The diagnosis of adrenal disease in pregnancy is often delayed. Adrenal tumours are very rare, but their pathophysiological consequences for the mother and fetus are dire. Hypertension is a major feature in patients with phaeochromocytoma and may be initially mistaken for pregnancy-associated hypertension. Such uncommon cases should be managed medically during pregnancy, with surgical resection in the postpartum period, and a similar approach should be taken to the exceptionally rare problem of primary aldosteronism (Conn’s syndrome) presenting during pregnancy.
Addison’s disease is only rarely diagnosed during pregnancy but may present as an addisonian crisis in the postpartum. The diagnosis may be missed, with symptoms erroneously attributed to those of pregnancy or its complications. The condition is readily confirmed with measurement of plasma cortisol, the short Synacthen test, and ACTH levels. Antibodies to 21-hydroxylase should be measured to confirm the autoimmune nature of the disease, and the patient screened for other autoimmune conditions.

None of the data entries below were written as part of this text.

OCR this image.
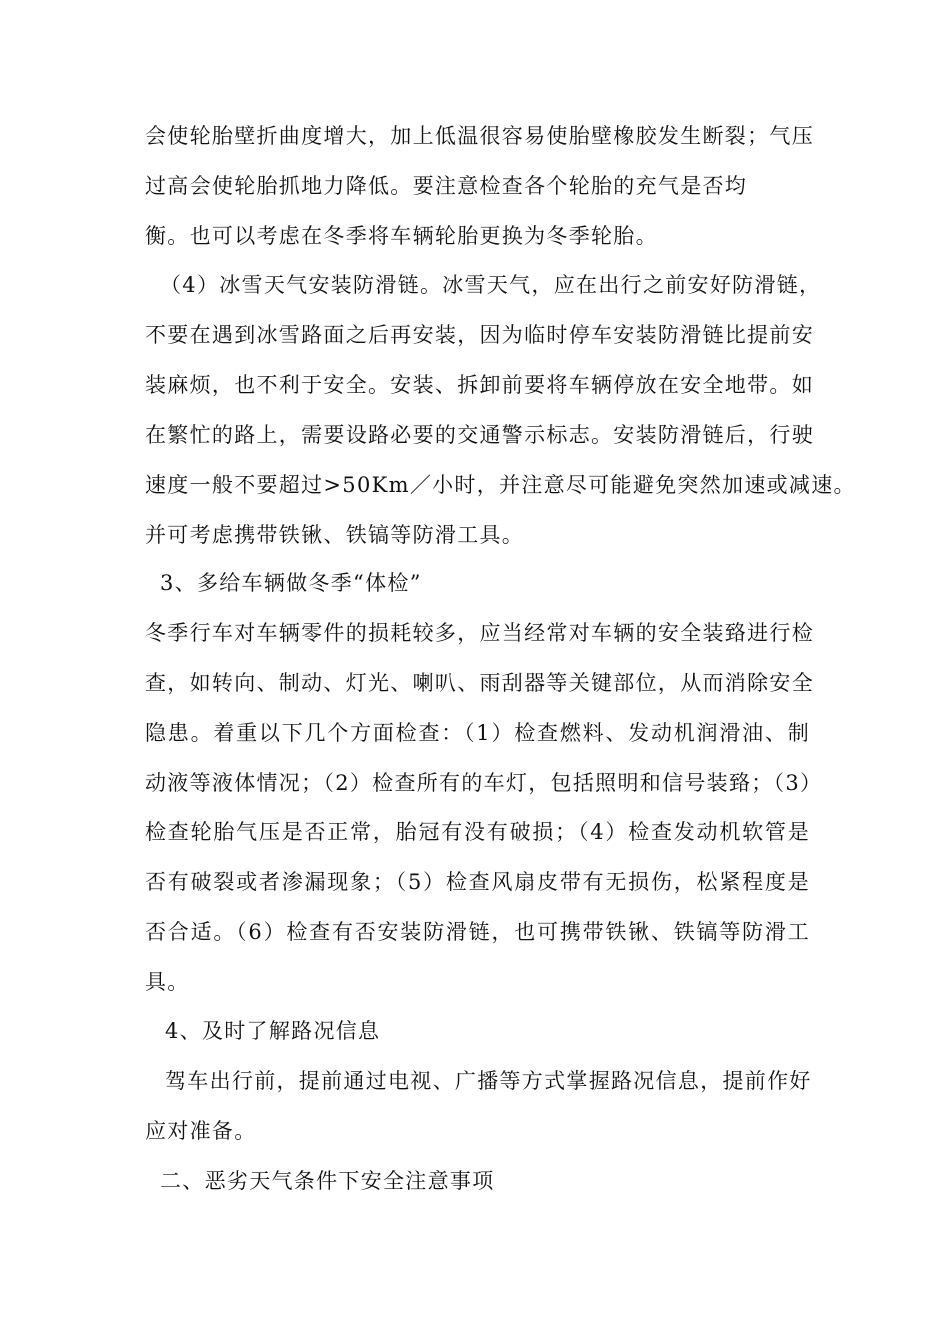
会使轮胎壁折曲度增大，加上低温很容易使胎壁橡胶发生断裂；气压
过高会使轮胎抓地力降低。要注意检查各个轮胎的充气是否均
衡。也可以考虑在冬季将车辆轮胎更换为冬季轮胎。
（4）冰雪天气安装防滑链。冰雪天气，应在出行之前安好防滑链，
不要在遇到冰雪路面之后再安装，因为临时停车安装防滑链比提前安
装麻烦，也不利于安全。安装、拆卸前要将车辆停放在安全地带。如
在繁忙的路上，需要设路必要的交通警示标志。安装防滑链后，行驶
速度一般不要超过>50Km／小时，并注意尽可能避免突然加速或减速。
并可考虑携带铁锹、铁镐等防滑工具。
3、多给车辆做冬季“体检”
冬季行车对车辆零件的损耗较多，应当经常对车辆的安全装臵进行检
查，如转向、制动、灯光、喇叭、雨刮器等关键部位，从而消除安全
隐患。着重以下几个方面检查：（1）检查燃料、发动机润滑油、制
动液等液体情况；（2）检查所有的车灯，包括照明和信号装臵；（3）
检查轮胎气压是否正常，胎冠有没有破损；（4）检查发动机软管是
否有破裂或者渗漏现象；（5）检查风扇皮带有无损伤，松紧程度是
否合适。（6）检查有否安装防滑链，也可携带铁锹、铁镐等防滑工
具。
4、及时了解路况信息
驾车出行前，提前通过电视、广播等方式掌握路况信息，提前作好
应对准备。
二、恶劣天气条件下安全注意事项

Congenital adrenal hyperplasia (CAH)
Women with severe CAH have decreased fertility because of oligo-ovulation due to elevated androgen levels. Successful conception requires careful endocrine monitoring and sometimes induction of ovulation. During pregnancy problems are seen in those women with 21-hydroxylase deficiency (P450c21 deficiency, OMIM 201910), 11-hydroxylase deficiency (P450c11, OMIM 610613), and 3-β-hydroxysteroid dehydrogenase deficiency (OMIM 201810). Gestational management must involve adequate adrenal steroid replacement and adrenal androgen suppression. Clinical status, serum electrolytes, and androgen levels should be measured regularly and glucocorticoid and mineralocorticoid therapy adjusted or increased as necessary. As many of the genes for the described enzymes have been isolated, accurate prenatal diagnosis of 21- and 11-hydroxylase deficiency is now possible. The infant should be evaluated clinically and, in most cases, biochemically.

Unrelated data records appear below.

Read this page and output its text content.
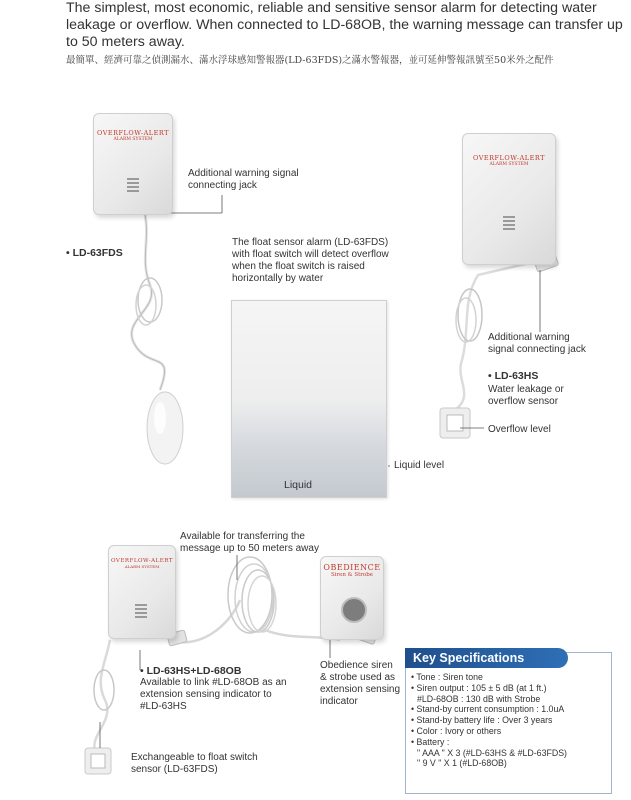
The simplest, most economic, reliable and sensitive sensor alarm for detecting water leakage or overflow. When connected to LD-68OB, the warning message can transfer up to 50 meters away.
最簡單、經濟可靠之偵測漏水、滿水浮球感知警報器(LD-63FDS)之滿水警報器，並可延伸警報訊號至50米外之配件
OVERFLOW-ALERT
ALARM SYSTEM
Additional warning signal connecting jack
• LD-63FDS
The float sensor alarm (LD-63FDS) with float switch will detect overflow when the float switch is raised horizontally by water
Liquid
Liquid level
OVERFLOW-ALERT
ALARM SYSTEM
Additional warning signal connecting jack
• LD-63HS
Water leakage or overflow sensor
Overflow level
Available for transferring the message up to 50 meters away
OVERFLOW-ALERT
ALARM SYSTEM	OBEDIENCE
Siren & Strobe
• LD-63HS+LD-68OB
Available to link #LD-68OB as an extension sensing indicator to #LD-63HS
Obedience siren & strobe used as extension sensing indicator
Exchangeable to float switch sensor (LD-63FDS)
Key Specifications
• Tone : Siren tone
• Siren output : 105 ± 5 dB (at 1 ft.)
#LD-68OB : 130 dB with Strobe
• Stand-by current consumption : 1.0uA
• Stand-by battery life : Over 3 years
• Color : Ivory or others
• Battery :
" AAA " X 3 (#LD-63HS & #LD-63FDS)
" 9 V " X 1 (#LD-68OB)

Miscellaneous endocrine conditions
Bartter’s syndrome (OMIM 241200, 601678) is a rare renal tubular autosomal recessive disorder in which hypokalaemia, hyperaldosteronism, and sodium wasting occur. The main concern in pregnancy is to maintain normal serum potassium levels which, if done, results in a normal gestation. Gestational hypomagnasaemia may require replacement therapy.
Gonadal dysgenesis (Turner’s syndrome) is characterized by streak ovaries and infertility. However, advances in in vitro fertilization and embryo transplantation have made pregnancy possible for some women with this condition.